Turkey: Current account posts larger deficit in December
The current account posted a USD 5.9 billion deficit in December, deteriorating from the USD 4.0 billion deficit clocked in November (December 2021: USD 3.2 billion deficit). Meanwhile, in the 12 months leading up to December, the current account posted a USD 48.8 billion deficit, compared to the USD 46.0 billion deficit clocked in November.

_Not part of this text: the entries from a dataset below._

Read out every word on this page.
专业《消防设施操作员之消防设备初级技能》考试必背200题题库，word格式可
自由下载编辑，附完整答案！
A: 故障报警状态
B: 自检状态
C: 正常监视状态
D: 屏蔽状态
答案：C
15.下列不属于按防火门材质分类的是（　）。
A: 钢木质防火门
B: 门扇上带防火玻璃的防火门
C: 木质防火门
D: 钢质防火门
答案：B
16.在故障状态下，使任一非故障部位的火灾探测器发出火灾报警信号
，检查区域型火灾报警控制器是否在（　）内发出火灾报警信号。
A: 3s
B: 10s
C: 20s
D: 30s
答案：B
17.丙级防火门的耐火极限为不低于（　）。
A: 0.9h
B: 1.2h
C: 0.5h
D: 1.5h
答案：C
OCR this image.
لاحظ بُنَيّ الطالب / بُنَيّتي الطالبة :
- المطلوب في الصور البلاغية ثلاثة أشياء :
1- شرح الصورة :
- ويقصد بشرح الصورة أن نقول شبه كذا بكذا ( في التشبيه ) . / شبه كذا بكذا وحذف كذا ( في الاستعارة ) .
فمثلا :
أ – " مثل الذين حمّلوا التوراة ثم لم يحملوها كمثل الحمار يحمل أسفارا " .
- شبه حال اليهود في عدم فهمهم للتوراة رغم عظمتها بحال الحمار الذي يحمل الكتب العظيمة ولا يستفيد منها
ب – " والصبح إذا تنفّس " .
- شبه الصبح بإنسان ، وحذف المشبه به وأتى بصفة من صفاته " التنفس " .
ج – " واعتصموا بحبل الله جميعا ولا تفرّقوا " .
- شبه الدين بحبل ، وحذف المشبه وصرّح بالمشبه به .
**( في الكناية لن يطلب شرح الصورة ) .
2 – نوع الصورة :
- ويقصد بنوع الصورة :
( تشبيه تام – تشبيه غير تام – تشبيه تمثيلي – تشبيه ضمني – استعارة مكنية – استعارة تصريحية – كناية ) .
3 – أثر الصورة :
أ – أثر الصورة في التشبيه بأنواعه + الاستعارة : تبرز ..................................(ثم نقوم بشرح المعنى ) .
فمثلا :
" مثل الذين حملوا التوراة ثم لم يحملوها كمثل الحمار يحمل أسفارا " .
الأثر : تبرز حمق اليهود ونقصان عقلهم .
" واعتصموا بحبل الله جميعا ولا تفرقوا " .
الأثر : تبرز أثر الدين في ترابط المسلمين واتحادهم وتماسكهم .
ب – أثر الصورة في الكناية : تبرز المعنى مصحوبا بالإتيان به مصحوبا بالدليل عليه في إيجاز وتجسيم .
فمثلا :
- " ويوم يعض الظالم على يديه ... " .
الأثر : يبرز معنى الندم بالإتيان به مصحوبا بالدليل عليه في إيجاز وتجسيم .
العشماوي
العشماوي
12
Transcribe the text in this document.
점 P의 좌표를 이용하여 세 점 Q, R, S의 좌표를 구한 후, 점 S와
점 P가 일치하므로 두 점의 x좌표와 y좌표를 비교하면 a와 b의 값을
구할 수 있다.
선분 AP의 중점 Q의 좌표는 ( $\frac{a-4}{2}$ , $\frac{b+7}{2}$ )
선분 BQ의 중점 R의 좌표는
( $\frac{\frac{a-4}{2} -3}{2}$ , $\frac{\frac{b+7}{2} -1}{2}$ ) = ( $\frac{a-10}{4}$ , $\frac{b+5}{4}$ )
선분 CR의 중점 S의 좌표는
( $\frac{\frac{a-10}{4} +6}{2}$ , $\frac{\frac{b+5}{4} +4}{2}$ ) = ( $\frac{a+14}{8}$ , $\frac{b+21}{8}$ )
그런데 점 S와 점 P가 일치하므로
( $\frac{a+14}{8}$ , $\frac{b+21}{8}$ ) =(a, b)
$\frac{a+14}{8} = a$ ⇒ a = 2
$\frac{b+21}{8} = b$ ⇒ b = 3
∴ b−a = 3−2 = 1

A wider goods trade deficit caused the annual deterioration in December: The merchandise trade balance worsened from the same month a year prior, recording a USD 8.1 billion deficit in December (December 2021: USD 5.0 billion deficit; November 2022: USD 7.2 billion deficit). Merchandise exports increased 2.1% in annual terms in December (November: +0.2% year-on-year). Meanwhile, merchandise imports soared 12.8% annually in December (November: +14.2% yoy), marking the lowest reading since October 2021. On the flip side, a resilient tourism sector improved the services trade balance from a USD 2.3 billion surplus in December 2021 to a USD 2.5 billion surplus in December 2022. Notably, the ever-increasing energy import bill remained the key drag on the country’s external position; the current account, excluding energy, posted a USD 910 million surplus in December, down from November’s USD 2.5 billion surplus.

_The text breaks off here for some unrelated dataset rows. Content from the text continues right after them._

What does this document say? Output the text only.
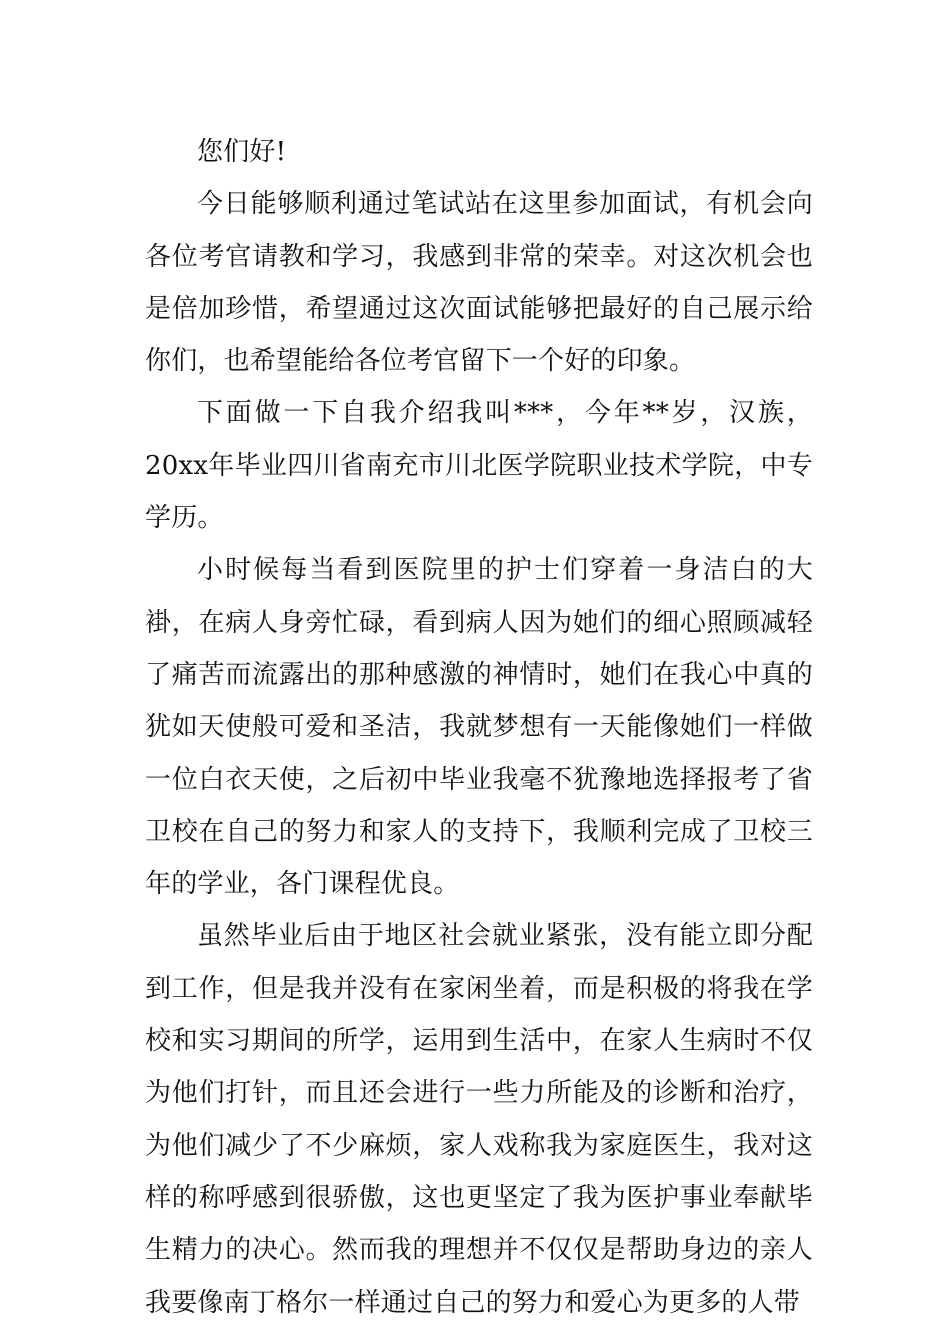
您们好!

今日能够顺利通过笔试站在这里参加面试，有机会向各位考官请教和学习，我感到非常的荣幸。对这次机会也是倍加珍惜，希望通过这次面试能够把最好的自己展示给你们，也希望能给各位考官留下一个好的印象。

下面做一下自我介绍我叫***，今年**岁，汉族，20xx年毕业四川省南充市川北医学院职业技术学院，中专学历。

小时候每当看到医院里的护士们穿着一身洁白的大褂，在病人身旁忙碌，看到病人因为她们的细心照顾减轻了痛苦而流露出的那种感激的神情时，她们在我心中真的犹如天使般可爱和圣洁，我就梦想有一天能像她们一样做一位白衣天使，之后初中毕业我毫不犹豫地选择报考了省卫校在自己的努力和家人的支持下，我顺利完成了卫校三年的学业，各门课程优良。

虽然毕业后由于地区社会就业紧张，没有能立即分配到工作，但是我并没有在家闲坐着，而是积极的将我在学校和实习期间的所学，运用到生活中，在家人生病时不仅为他们打针，而且还会进行一些力所能及的诊断和治疗，为他们减少了不少麻烦，家人戏称我为家庭医生，我对这样的称呼感到很骄傲，这也更坚定了我为医护事业奉献毕生精力的决心。然而我的理想并不仅仅是帮助身边的亲人我要像南丁格尔一样通过自己的努力和爱心为更多的人带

On the financial front, there was a net inflow of USD 7.9 billion in December (December 2021: USD 39 million outflow; November 2022: USD 6.3 billion inflow).

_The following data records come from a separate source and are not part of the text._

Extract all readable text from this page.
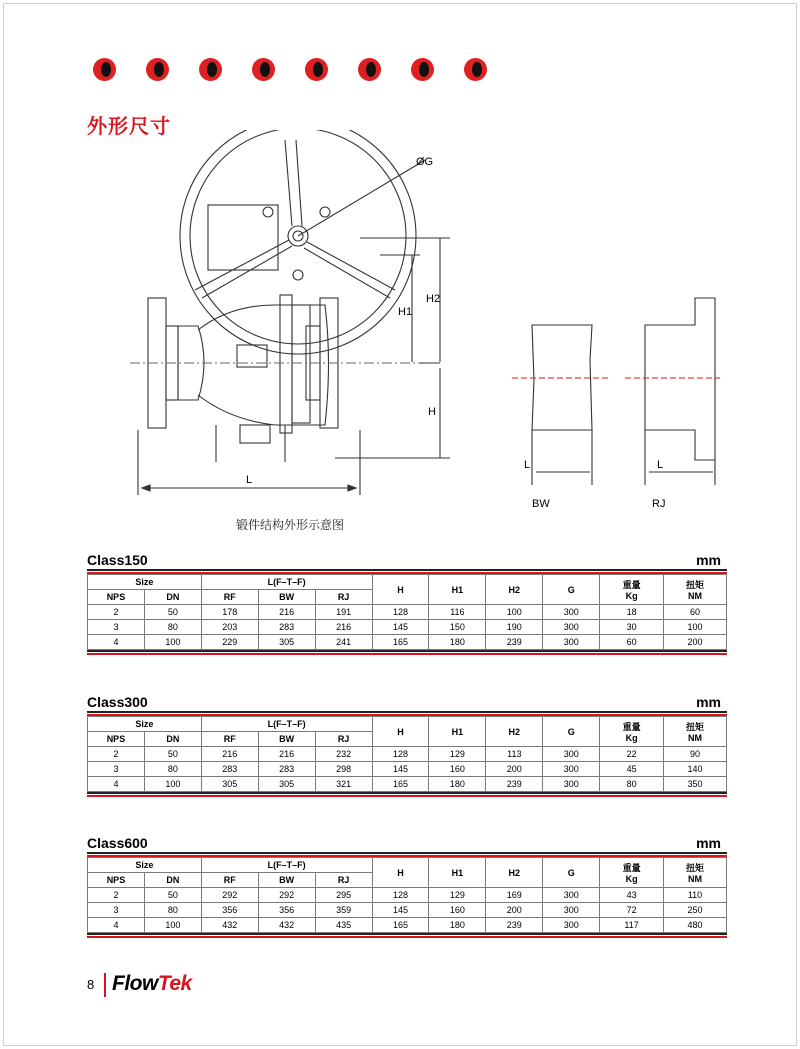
外形尺寸
ØG
H1
H2
H
L
L	L
BW	RJ
锻件结构外形示意图
Class150	mm
Size		L(F–T–F)			H	H1	H2	G	重量
Kg	扭矩
NM
NPS	DN	RF	BW	RJ						
2	50	178	216	191	128	116	100	300	18	60
3	80	203	283	216	145	150	190	300	30	100
4	100	229	305	241	165	180	239	300	60	200
Class300	mm
Size		L(F–T–F)			H	H1	H2	G	重量
Kg	扭矩
NM
NPS	DN	RF	BW	RJ						
2	50	216	216	232	128	129	113	300	22	90
3	80	283	283	298	145	160	200	300	45	140
4	100	305	305	321	165	180	239	300	80	350
Class600	mm
Size		L(F–T–F)			H	H1	H2	G	重量
Kg	扭矩
NM
NPS	DN	RF	BW	RJ						
2	50	292	292	295	128	129	169	300	43	110
3	80	356	356	359	145	160	200	300	72	250
4	100	432	432	435	165	180	239	300	117	480
8 FlowTek
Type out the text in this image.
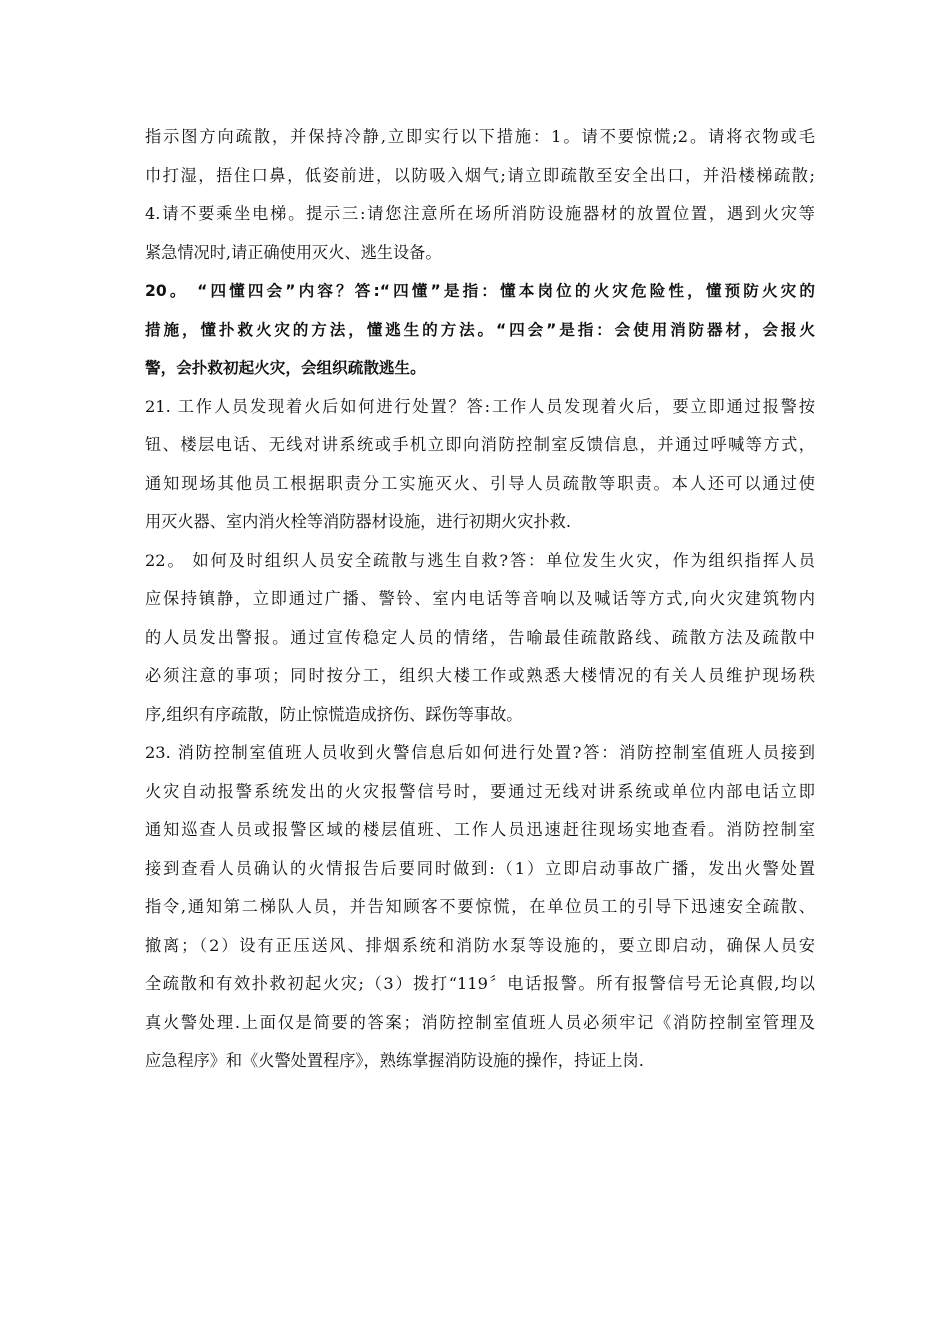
指示图方向疏散，并保持冷静,立即实行以下措施：1。请不要惊慌;2。请将衣物或毛
巾打湿，捂住口鼻，低姿前进，以防吸入烟气;请立即疏散至安全出口，并沿楼梯疏散;
4.请不要乘坐电梯。提示三:请您注意所在场所消防设施器材的放置位置，遇到火灾等
紧急情况时,请正确使用灭火、逃生设备。
20。 “四懂四会”内容？答:“四懂”是指：懂本岗位的火灾危险性，懂预防火灾的
措施，懂扑救火灾的方法，懂逃生的方法。“四会”是指：会使用消防器材，会报火
警，会扑救初起火灾，会组织疏散逃生。
21. 工作人员发现着火后如何进行处置？答:工作人员发现着火后，要立即通过报警按
钮、楼层电话、无线对讲系统或手机立即向消防控制室反馈信息，并通过呼喊等方式，
通知现场其他员工根据职责分工实施灭火、引导人员疏散等职责。本人还可以通过使
用灭火器、室内消火栓等消防器材设施，进行初期火灾扑救.
22。 如何及时组织人员安全疏散与逃生自救?答：单位发生火灾，作为组织指挥人员
应保持镇静，立即通过广播、警铃、室内电话等音响以及喊话等方式,向火灾建筑物内
的人员发出警报。通过宣传稳定人员的情绪，告喻最佳疏散路线、疏散方法及疏散中
必须注意的事项；同时按分工，组织大楼工作或熟悉大楼情况的有关人员维护现场秩
序,组织有序疏散，防止惊慌造成挤伤、踩伤等事故。
23. 消防控制室值班人员收到火警信息后如何进行处置?答：消防控制室值班人员接到
火灾自动报警系统发出的火灾报警信号时，要通过无线对讲系统或单位内部电话立即
通知巡查人员或报警区域的楼层值班、工作人员迅速赶往现场实地查看。消防控制室
接到查看人员确认的火情报告后要同时做到:（1）立即启动事故广播，发出火警处置
指令,通知第二梯队人员，并告知顾客不要惊慌，在单位员工的引导下迅速安全疏散、
撤离；（2）设有正压送风、排烟系统和消防水泵等设施的，要立即启动，确保人员安
全疏散和有效扑救初起火灾;（3）拨打“119〞电话报警。所有报警信号无论真假,均以
真火警处理.上面仅是简要的答案；消防控制室值班人员必须牢记《消防控制室管理及
应急程序》和《火警处置程序》，熟练掌握消防设施的操作，持证上岗.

The current account will remain under pressure this year. A volatile political and monetary environment should discourage foreign capital flows. Moreover, the import bill will remain high as the lira weakens further. That said, our panelists see the deficit narrowing as commodity prices ease.
Muhammet Mercan, chief economist at ING, commented on the outlook:
“The current account deficit will likely remain elevated in the near term given the marked deterioration in the terms of trade, an accommodative policy stance and a weakening global growth outlook.”